Virtually nothing in December and January although on a bright but cold day, 3-4kWh is possible.
This maybe all you wanted to know but here is a bit more if you are interested. Heat input comes from solar thermal tubes and any excess PV. A diverter acts to send any spare pv to the immersion rather than export any to the grid. In the winter, the PV goes to an immersion half way up the tank, in summer it goes in at the bottom to increase the storage potential. In winter effectively only the top half of the store is in use with inputs from boiler and excess PV and extracted from the top via the DHW heat exchanger. The tank is allowed to stratify. In summer the whole store is used. Inputs from PV and solar thermal go in at the bottom and a de-stratification pump can optionally be used to maximise the energy capacity by the whole store being at 93 C Summer and winter are simply names for the two modes and not calendar definitions. Typically winter mode is used from November to mid March
The control system is work in progress, but at the moment, the tank stat that controls the boiler is set to 60C and the timer runs the boiler for
20 mins in the morning which gives enough DHW for morning ablutions and odd needs during the day (we are all (3 adults) at home all day normally). If there is any solar input, this adds heat during the day and then at 5pm the boiler runs for 30 mins as needed. If the solar gain has been significant , then the tank stat will turn the boiler off sooner.From March to October, it is rare for the boiler to fire at all for DHW
The cylinder is very well lagged (75mm foam) even so measurements show that it loses 10-15% of its heat capacity over night.

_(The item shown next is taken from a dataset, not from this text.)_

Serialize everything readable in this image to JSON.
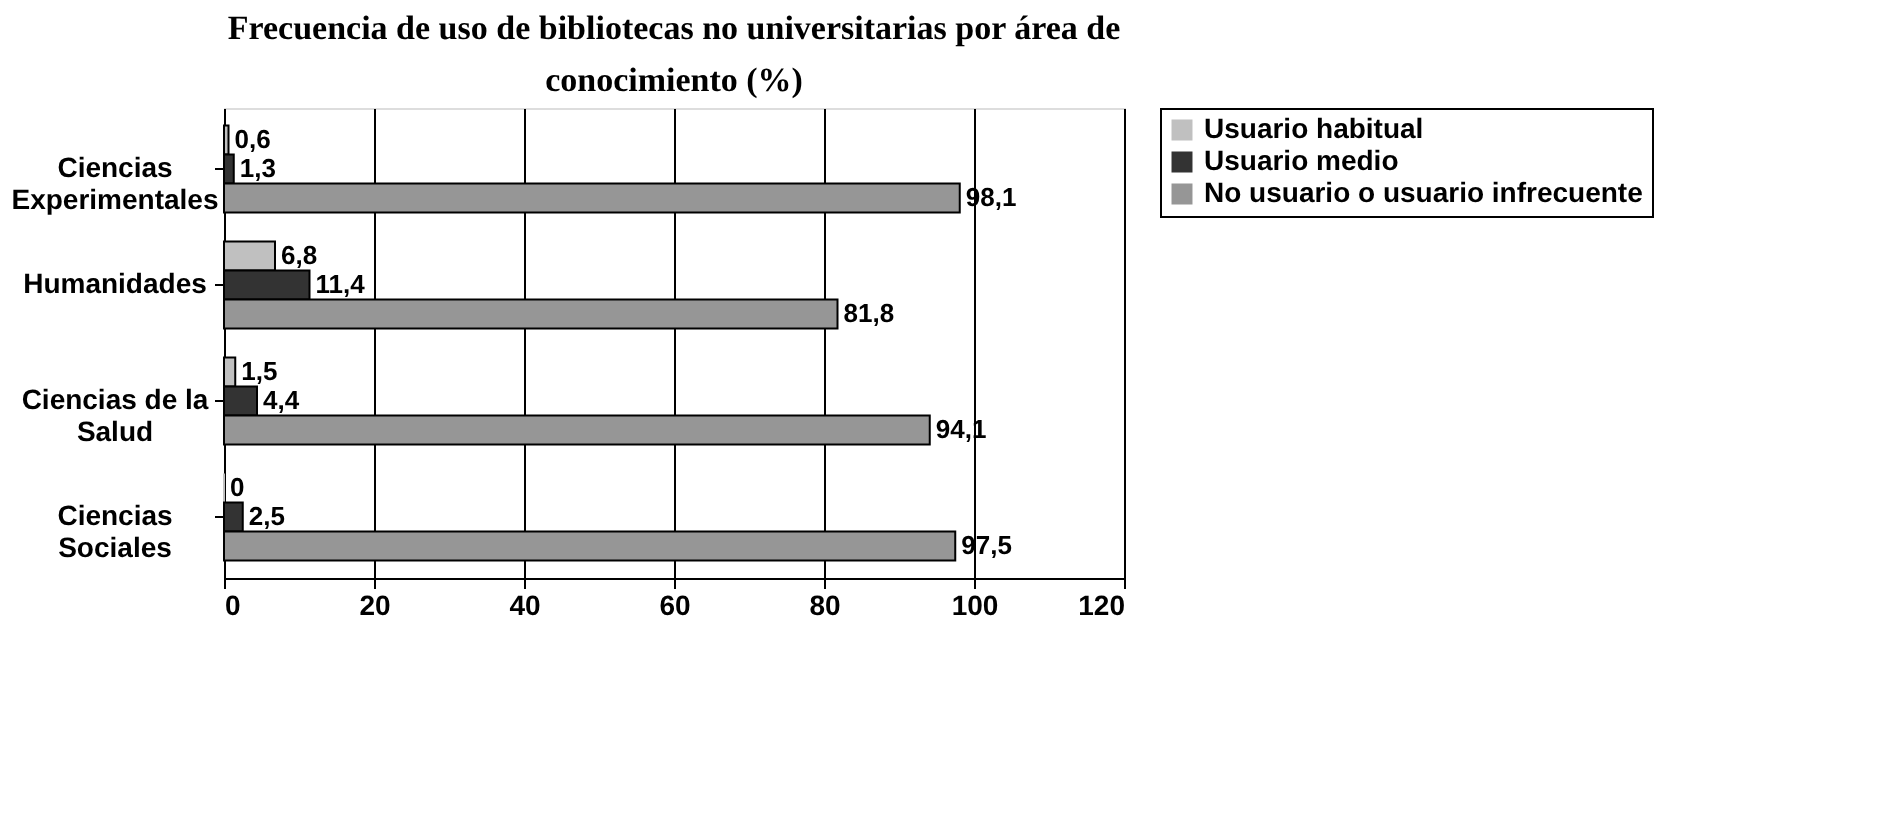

My proposed control system will endeavour to minimise the energy stored overnight when it has been sourced by burning gas. The main input to this will be my "calorimeter". This measures the cylinder temperature at 7 places vertically (the store is 2.2m tall deliberately to allow stratification), as well as the output temperature from the TMV (its control knob is not calibrated) and the cold inlet temperature. From this data, it calculates how much water can be drawn off before the output temperature would fall below the setting of the TMV. The calorimeter is all working but just has a display at the moment. Eventually it will be integrated into closed loop control.
A few pics
Cylinder and sensors:
Control panel (under development):
Calorimeter display:
top row: cylinder temps top(right) bottom (left)
2nd row: Actual in and out temperatures 3rd row: cold temperature (trough hold-slow rise) and output temperature (peak hold-slow fall) bottom row: Processing time mS: calculated volume of useful hot water: software version number.As you might have gathered this has been a bit of a 'project' undertaken to keep me out of mischief since retiring.